Some time ago, the General Directorate of Foundations in Turkey returned 470 acres of land to the Halki seminary, one of the most important educational institutions for the country’s clergy and the place where approximately one thousand priests from the Ecumenical Patriarchate of Constantinople were ordained between 1844 and the day - in 1971 - when the Turkish government decided to close it down.The decision was taken on the basis of a 1961 law which stipulated that “only Turkey’s armed forces and the police were allowed to open private colleges.”
But although the land was handed back, the seminary remained closed, giving rise to the decade-long dispute between the Patriarchate and Tayyp Erdoğan’s Islamic government. It also sent out a negative signal concerning the treatment of Turkey’s ethnic and religious minorities.
The Ecumenical Patriarchate’s Theological School of Halki, was closed in 1971, and “since then, the Orthodox community has spent each day of the 42 years that have passed in hope that the School would be reopened, but in vain,” says Turkish human rights lawyer, Orhan Kemal Cengiz.

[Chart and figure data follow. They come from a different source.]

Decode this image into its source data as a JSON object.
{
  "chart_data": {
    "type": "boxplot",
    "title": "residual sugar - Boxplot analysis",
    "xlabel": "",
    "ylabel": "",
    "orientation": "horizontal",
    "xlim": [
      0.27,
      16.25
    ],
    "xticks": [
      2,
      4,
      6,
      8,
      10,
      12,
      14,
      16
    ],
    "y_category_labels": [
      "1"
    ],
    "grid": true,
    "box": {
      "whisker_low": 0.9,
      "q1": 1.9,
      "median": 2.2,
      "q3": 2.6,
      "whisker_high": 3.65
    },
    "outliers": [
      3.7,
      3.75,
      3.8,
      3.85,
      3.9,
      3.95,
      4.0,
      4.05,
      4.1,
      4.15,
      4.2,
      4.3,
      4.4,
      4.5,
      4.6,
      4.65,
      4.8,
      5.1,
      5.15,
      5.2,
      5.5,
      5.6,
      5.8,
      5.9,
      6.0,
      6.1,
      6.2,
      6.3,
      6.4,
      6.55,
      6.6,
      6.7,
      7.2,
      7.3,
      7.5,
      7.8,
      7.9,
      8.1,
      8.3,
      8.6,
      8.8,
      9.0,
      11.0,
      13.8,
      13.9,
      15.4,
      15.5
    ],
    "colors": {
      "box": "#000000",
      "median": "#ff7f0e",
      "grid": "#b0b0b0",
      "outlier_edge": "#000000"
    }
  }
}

The School is named after the island of Halki, in the Sea of Marmara. For over a century, it has trained priests exclusively to serve the Turkish Orthodox community and the hundreds of churches that form part of the Ecumenical Patriarchate across the world.
Twelve of its members became Patriarchs, so the School’s closure has made the Patriarchate’s fight for survival even tougher. Life has been tough for the members of the Orthodox Church living in Turkey since the foundation of the Republic.
The Patriarchate was saved by the Treaty of Lausanne. The School’s closure violates articles 40 and 42 of the Treaty, which stipulate the equal treatment of Muslims and non-Muslims. The document was signed at the height of Greek-Turkish tensions over the Cyprus question.
Things started looking up in 2002 when Erdoğan’s Justice and Development party (AKP) came to power. Never before in the history of the Turkish Republic had any other party introduced policies that lacked hostility towards minorities.
The AKP never said the School would not be reopened; in fact, members of the party expressed themselves in favour of its reopening, both publicly and in private. This was since 2003, when the Turkish Minister of Education, Huseyn Celik, announced Halki’s doors were going to open once more.
The international community got involved too. Ankara’s historic ally, the U.S., did not miss the chance to push for the School’s reopening. President Clinton suggested this to Turkish President Süleyman Demirel, on a visit to Halki in 1999.
The U.S. Congress called for the School’s reopening on a number of occasions and so did Barack Obama in a speech to the Turkish government. This line has been actively backed by the European Union and a number of European countries, but with no success.
Orhan Gemal Cengiz says this is because Erdoğan “wants two mosques to be opened in Athens in return for the reopening of the Orthodox seminary in Istanbul. This nonsensical request shows that the prime minister is simply perpetuating the mentality of his predecessors, according to which, non-Muslims are like “foreigners”.
The seminary’s abbot, Elphidophoros Lambriniadis, said this attitude lacks consistency.”
In a statement, Lambriniadis said: “If we were Greek citizens, the request would make more sense. But we are Turkish citizens.”
And so Halki’s doors remain shut and the community is left waiting.
As to why the Patriarchate has chosen, for now at least, not to go down the legal route, which has had positive results in other cases, is a mystery.